I saw the poor boy floun­der­ing in the waves
of wives gid­dy at their rare release into pub­lic waters,
a shoal of min­nows des­per­ate to nib­ble away
at his ten­der promise, so I hooked him by the lapel
and pulled him to safety.
Lipstick splotch­es stained
his cheeks, for Christ’s sake! And he stunk
of zeal­ous perfumes.
By the pool I said,
I want to say just one word to you
though I had not even one word to say.
Because, after all, what could be said
worth saying?
It was too late for him now,
yet anoth­er boy already suit­ed and tied to death,
just like me.
As he await­ed my vaunt­ed word,
I watched a syn­thet­ic-pink float, a pathet­i­cal­ly emp­ty raft
drift past with­out leav­ing a wrin­kle on the water
of the pool’s deceit­ful sea of turquoise.
After say­ing the only word
such a sight could call to mind, I pat­ted his shoulder
and slunk back inside to the mis­sus, ful­ly aware
how poor­ly I had served him.


The Poet-Hero in Deliverance

You’ll have to wait all the way to the end,
long after the squeals and the duel, the broken
canoe and the shat­tered leg, the arrow-pierced chest
and the buck ague, even the camera’s rev­er­ent lingering
on Burt’s biceps. Only after it seems all over will he come,
the poet.

Look smart, for here he comes, strolling over
ever so lan­guid­ly in fad­ed kha­ki from hat to boot,
seem­ing so much more sher­iff than seems possible.
Admire the nat­u­ral­ness of that akim­bo stance, would you?
Do you see how com­fort­ably only the slight­est paunch
rests on the buck­le of his belt holster?
It’s as if all this has always been his only life.

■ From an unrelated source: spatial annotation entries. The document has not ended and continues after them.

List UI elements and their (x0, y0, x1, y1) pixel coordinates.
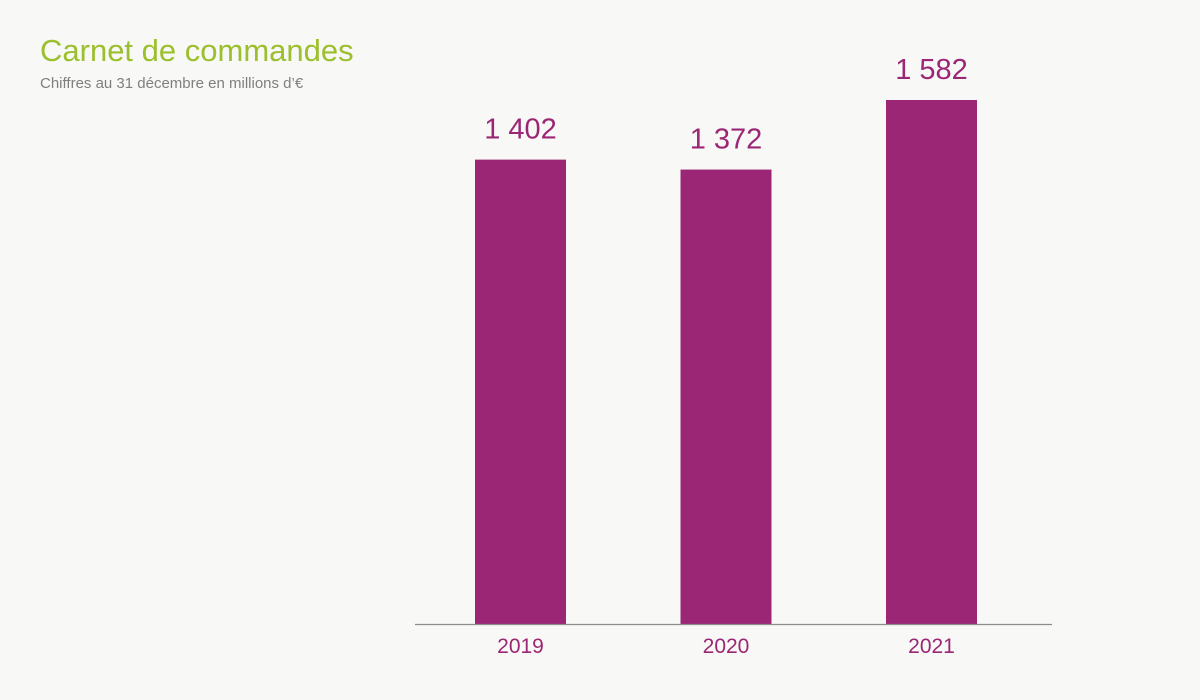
chart-title: Carnet de commandes (40, 33, 354, 68)
data-label-2019: 1 402 (484, 114, 557, 146)
data-label-2021: 1 582 (895, 54, 968, 86)
x-tick-label-2020: 2020 (703, 635, 750, 658)
bar-2021 (886, 100, 977, 624)
chart-subtitle: Chiffres au 31 décembre en millions d’€ (40, 75, 304, 92)
bar-2019 (475, 159, 566, 624)
x-tick-label-2021: 2021 (908, 635, 955, 658)
x-tick-label-2019: 2019 (497, 635, 544, 658)
bar-2020 (680, 169, 772, 624)
data-label-2020: 1 372 (690, 124, 763, 156)
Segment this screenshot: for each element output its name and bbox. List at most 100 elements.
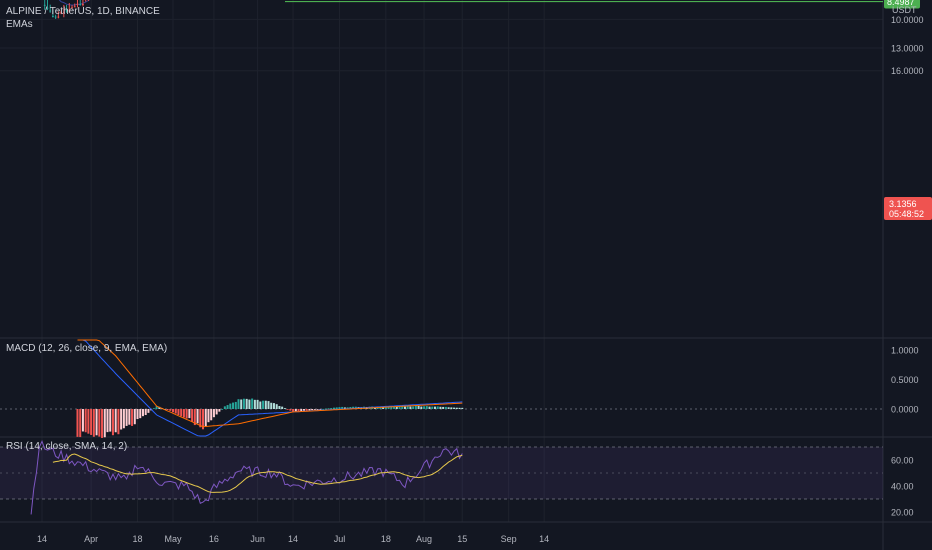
horizontal-levels[interactable]: 8.49876.62344.86794.0230 xyxy=(0,0,920,9)
macd-histogram-bar xyxy=(171,409,174,413)
macd-histogram-bar xyxy=(311,409,314,411)
macd-histogram-bar xyxy=(215,409,218,415)
time-tick-label: 14 xyxy=(288,534,298,544)
rsi-tick-label: 40.00 xyxy=(891,482,914,492)
macd-histogram-bar xyxy=(308,409,311,411)
countdown-label: 05:48:52 xyxy=(889,209,924,219)
macd-histogram-bar xyxy=(406,406,409,409)
macd-histogram-bar xyxy=(322,408,325,410)
macd-line xyxy=(77,339,463,437)
macd-histogram-bar xyxy=(401,406,404,409)
macd-histogram-bar xyxy=(152,408,155,410)
candle-body xyxy=(43,4,46,6)
macd-histogram-bar xyxy=(333,407,336,409)
price-tick-label: 10.0000 xyxy=(891,15,924,25)
macd-histogram-bar xyxy=(122,409,125,429)
candle-body xyxy=(49,10,52,12)
macd-histogram-bar xyxy=(133,409,136,425)
time-tick-label: 15 xyxy=(457,534,467,544)
macd-histogram-bar xyxy=(128,409,131,425)
macd-histogram-bar xyxy=(395,406,398,409)
rsi-tick-label: 20.00 xyxy=(891,508,914,518)
rsi-tick-label: 60.00 xyxy=(891,456,914,466)
macd-histogram-bar xyxy=(313,409,316,410)
macd-histogram-bar xyxy=(297,409,300,412)
macd-histogram-bar xyxy=(210,409,213,421)
macd-histogram-bar xyxy=(111,409,114,436)
macd-signal-line xyxy=(77,339,463,428)
candle-body xyxy=(73,6,76,8)
macd-histogram-bar xyxy=(264,400,267,409)
macd-histogram-bar xyxy=(393,406,396,409)
macd-histogram-bar xyxy=(272,403,275,409)
macd-histogram-bar xyxy=(444,406,447,409)
macd-histogram-bar xyxy=(461,407,464,409)
macd-histogram-bar xyxy=(125,409,128,426)
macd-histogram-bar xyxy=(431,406,434,409)
macd-histogram-bar xyxy=(147,409,150,413)
macd-histogram-bar xyxy=(101,409,104,438)
candle-body xyxy=(52,15,54,17)
time-tick-label: 14 xyxy=(37,534,47,544)
candle-body xyxy=(79,4,82,6)
macd-label: MACD (12, 26, close, 9, EMA, EMA) xyxy=(6,343,167,354)
macd-histogram-bar xyxy=(136,409,139,420)
macd-histogram-bar xyxy=(182,409,185,418)
candle-body xyxy=(57,16,60,18)
macd-histogram-bar xyxy=(352,406,355,409)
macd-histogram-bar xyxy=(267,401,270,409)
macd-histogram-bar xyxy=(90,409,93,435)
quote-currency: USDT xyxy=(892,5,917,15)
macd-histogram-bar xyxy=(409,406,412,409)
candle-body xyxy=(76,3,79,5)
time-tick-label: Jul xyxy=(334,534,346,544)
macd-histogram-bar xyxy=(300,409,303,412)
macd-histogram-bar xyxy=(256,399,259,409)
macd-histogram-bar xyxy=(275,404,278,409)
macd-histogram-bar xyxy=(390,406,393,409)
macd-histogram-bar xyxy=(234,401,237,409)
macd-histogram-bar xyxy=(403,406,406,409)
macd-histogram-bar xyxy=(281,406,284,409)
macd-histogram-bar xyxy=(139,409,142,419)
price-tick-label: 16.0000 xyxy=(891,66,924,76)
macd-histogram-bar xyxy=(447,407,450,409)
macd-histogram-bar xyxy=(84,409,87,433)
macd-histogram-bar xyxy=(384,406,387,409)
macd-histogram-bar xyxy=(204,409,207,427)
macd-histogram-bar xyxy=(177,409,180,416)
macd-histogram-bar xyxy=(278,405,281,409)
macd-histogram-bar xyxy=(423,406,426,409)
macd-histogram-bar xyxy=(98,409,101,437)
macd-histogram-bar xyxy=(218,409,221,412)
time-tick-label: 16 xyxy=(209,534,219,544)
time-tick-label: May xyxy=(164,534,182,544)
macd-histogram-bar xyxy=(436,406,439,409)
macd-histogram-bar xyxy=(79,409,82,438)
macd-histogram-bar xyxy=(92,409,95,437)
macd-histogram-bar xyxy=(259,401,262,409)
macd-histogram-bar xyxy=(417,405,420,409)
macd-histogram-bar xyxy=(425,406,428,409)
macd-histogram-bar xyxy=(414,405,417,409)
candle-body xyxy=(54,16,57,18)
macd-histogram-bar xyxy=(294,409,297,412)
price-tick-label: 13.0000 xyxy=(891,44,924,54)
macd-histogram-bar xyxy=(120,409,123,430)
rsi-panel xyxy=(0,439,883,515)
macd-histogram-bar xyxy=(302,409,305,411)
time-tick-label: Jun xyxy=(250,534,265,544)
macd-histogram-bar xyxy=(398,406,401,409)
macd-histogram-bar xyxy=(324,408,327,410)
candles xyxy=(41,0,89,19)
candle-body xyxy=(71,7,73,9)
macd-histogram-bar xyxy=(174,409,177,414)
macd-histogram-bar xyxy=(76,409,79,437)
rsi-line xyxy=(30,439,463,515)
macd-histogram-bar xyxy=(109,409,112,432)
candle-body xyxy=(68,10,71,12)
macd-histogram-bar xyxy=(155,406,158,409)
macd-histogram-bar xyxy=(242,398,245,409)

Now, he asks, what about this?
Notice how much strength it takes
for the men not to imme­di­ate­ly surrender
their sto­ries of the dead as they stare
into the most ami­able of gaps between his front teeth.
And then he’s gone, hav­ing said his piece,
nev­er once hint­ing that all of this,
from the book’s very first words—
      It unrolled slowly—
to its last, had only been to pay the rent,
thus free­ing him­self to call into being
the only things he ever cared for,
the heav­en of animals,
the strength of fields.


John Cazale (1935–1978)

Five films in six years, then
with Meryl at your side,
fin­ished by can­cer at forty-two.

Fredo. Stan. Fredo. Sal. Stan.
Your names. In order.

Stringy-haired and frail,
stooped and stammering,
no one played cowardly
more brave­ly than you.

At the fruit stand, you dropped
your gun and cried. And when the kiss
of death came, you died.


In a Film Named After a Book of Piano Exercises

A man came in today with three young women
and took a seat in my sec­tion. They seemed polite
enough, though I’m tired of see­ing their sort
come through town, smelling as they do
of green smoke and privilege.

He gave me trou­ble with his order just because,
enjoy­ing him­self as he told me to hold the chicken
between my knees. Little did he know how far
I was beyond ruf­fling. Everyone then got a big bang
out of him sweep­ing those glass­es off the table
to break on the floor, but water dries with­out leaving
a stain because water was all they had, as I’d yet to bring
them cof­fee, which I would’ve glad­ly poured in his lap
if giv­en the chance, but giv­en the chance I was not,
and so he left me to eat the tick­et, hav­ing rejected
my world, which I’d been taught had no substitutions.


Kevin Grauke has pub­lished work in such places as New World Writing, The Threepenny Review, The Southern Review, Quarterly West, Cimarron Review, and Quarterly West. He teach­es at La Salle University in Philadelphia.